JAKARTA – TNI-Polri mengadakan apel pasukan gabungan di area Lapangan B3, Markas Besar TNI, Cilangkap, Ibukota Indonesia Timur, Awal Minggu (2/9/2024). Apel gabungan ini dilaksanakan sebagai persiapan pengamanan International Sustainibility Pertemuan (ISF) kemudian kedatangan Paus Fransiskus ke Indonesia.
Pantauan di area lokasi, apel penghargaan pasukan itu dimulai sekitar pukul 08.00 WIB. Pemimpin upacara adalah Panglima Komando Gabungan Wilayah Perlindungan (Pangkogabwilhan) 1, Laksamana Madya Agus Hariadi serta Komandan Korps Brigade Mobil (Dankorbrimob), Komisaris Jenderal Imam Widodo.
Sementara kontestan apel terlihat hadir dari pasukan-pasukan mulai dari Pasukan Pengamanan Presiden (Paspampres), Kogartap, Polisi Militer hingga pasukan Brigade Mobil (Brimob), Detasemen Khusus (Densus) 88 hingga Korps Lalu Lintas Polri.
Selain itu, upacara ini juga melibatkan unsur dari eksekutif mulai dari pasukan Dinas Pemadam Kebakaran, Badan Nasional Penanggulangan Bencana (BNPB), Satpol PP hingga Dinas Perhubungan.
Sebelum upacara dimulai, Agus Hariadi kemudian Imam Widodo dengan perwira tinggi lain dari TNI-Polri melakukan pengecekan perlengkapan dengan menyambangi tiap-tiap pasukan di tempat barisannya.
Agus Hariadi membacakan amanat dari Panglima TNI Jendera Agus Subiyanto. Dalam amanat itu, Agus berpesan agar pengamanan ini merupakan tugas kehormatan bagi negara Indonesia.
“Petugas TNI yaitu menjamin keamanan, keselamatan kemudian kenyamanan seluruh peserta. Kalian akan menjadi etalase kemudian tampilan profil seluruh prajurit TNI yang tersebut harus memberikan kesan terbaik,” kata Agus Hariadi pada waktu membacakan amanat Panglima TNI.

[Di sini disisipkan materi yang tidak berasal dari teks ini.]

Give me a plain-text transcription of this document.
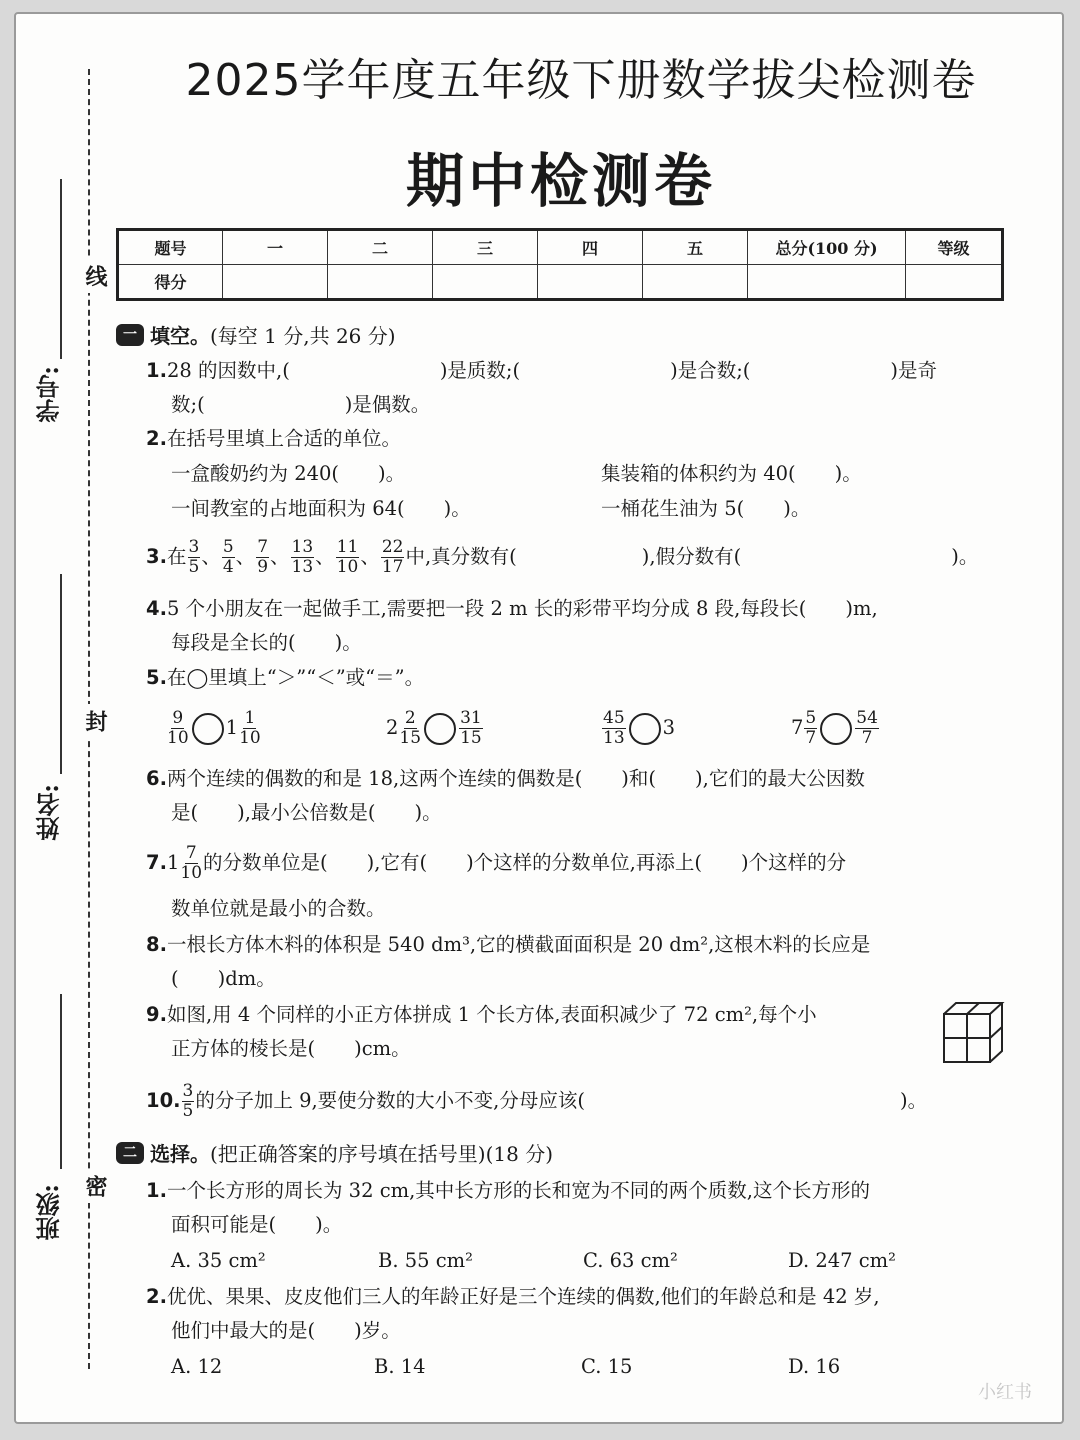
线
封
密
学号:
姓名:
班级:
2025学年度五年级下册数学拔尖检测卷
期中检测卷
题号	一	二	三	四	五	总分(100 分)	等级
得分							
一 填空。 (每空 1 分,共 26 分)
1.28 的因数中,(	)是质数;(	)是合数;(	)是奇
数;(	)是偶数。
2.在括号里填上合适的单位。
一盒酸奶约为 240(　　)。	集装箱的体积约为 40(　　)。
一间教室的占地面积为 64(　　)。	一桶花生油为 5(　　)。
3.在 $\frac{3}{5}$ 、 $\frac{5}{4}$ 、 $\frac{7}{9}$ 、 $\frac{13}{13}$ 、 $\frac{11}{10}$ 、 $\frac{22}{17}$ 中,真分数有(	),假分数有(	)。
4.5 个小朋友在一起做手工,需要把一段 2 m 长的彩带平均分成 8 段,每段长(　　)m,
每段是全长的(　　)。
5.在◯里填上“＞”“＜”或“＝”。
$\frac{9}{10} 1 \frac{1}{10}$	$2 \frac{2}{15} \frac{31}{15}$	$\frac{45}{13} 3$	$7 \frac{5}{7} \frac{54}{7}$
6.两个连续的偶数的和是 18,这两个连续的偶数是(　　)和(　　),它们的最大公因数
是(　　),最小公倍数是(　　)。
$7.1 \frac{7}{10}$ 的分数单位是(　　),它有(　　)个这样的分数单位,再添上(　　)个这样的分
数单位就是最小的合数。
8.一根长方体木料的体积是 540 dm³,它的横截面面积是 20 dm²,这根木料的长应是
(　　)dm。
9.如图,用 4 个同样的小正方体拼成 1 个长方体,表面积减少了 72 cm²,每个小
正方体的棱长是(　　)cm。
10. $\frac{3}{5}$ 的分子加上 9,要使分数的大小不变,分母应该(	)。
二 选择。 (把正确答案的序号填在括号里)(18 分)
1.一个长方形的周长为 32 cm,其中长方形的长和宽为不同的两个质数,这个长方形的
面积可能是(　　)。
A. 35 cm²	B. 55 cm²	C. 63 cm²	D. 247 cm²
2.优优、果果、皮皮他们三人的年龄正好是三个连续的偶数,他们的年龄总和是 42 岁,
他们中最大的是(　　)岁。
A. 12	B. 14	C. 15	D. 16
小红书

Sementara itu, Imam Widodo turut membacakan amanat dari Kapolri Jenderal Listyo Sigit Prabowo. Imam menyampaikan bahwa kegiatan pengamanan ini penting bagi Polri.
“Kehadiran polisi harus menjadi pelindung, pengayom. Ini adalah momen menunjukkan jatidiri kita, ini pertarungan kredibilitas negara kita di dalam Indonesia,” tuturnya.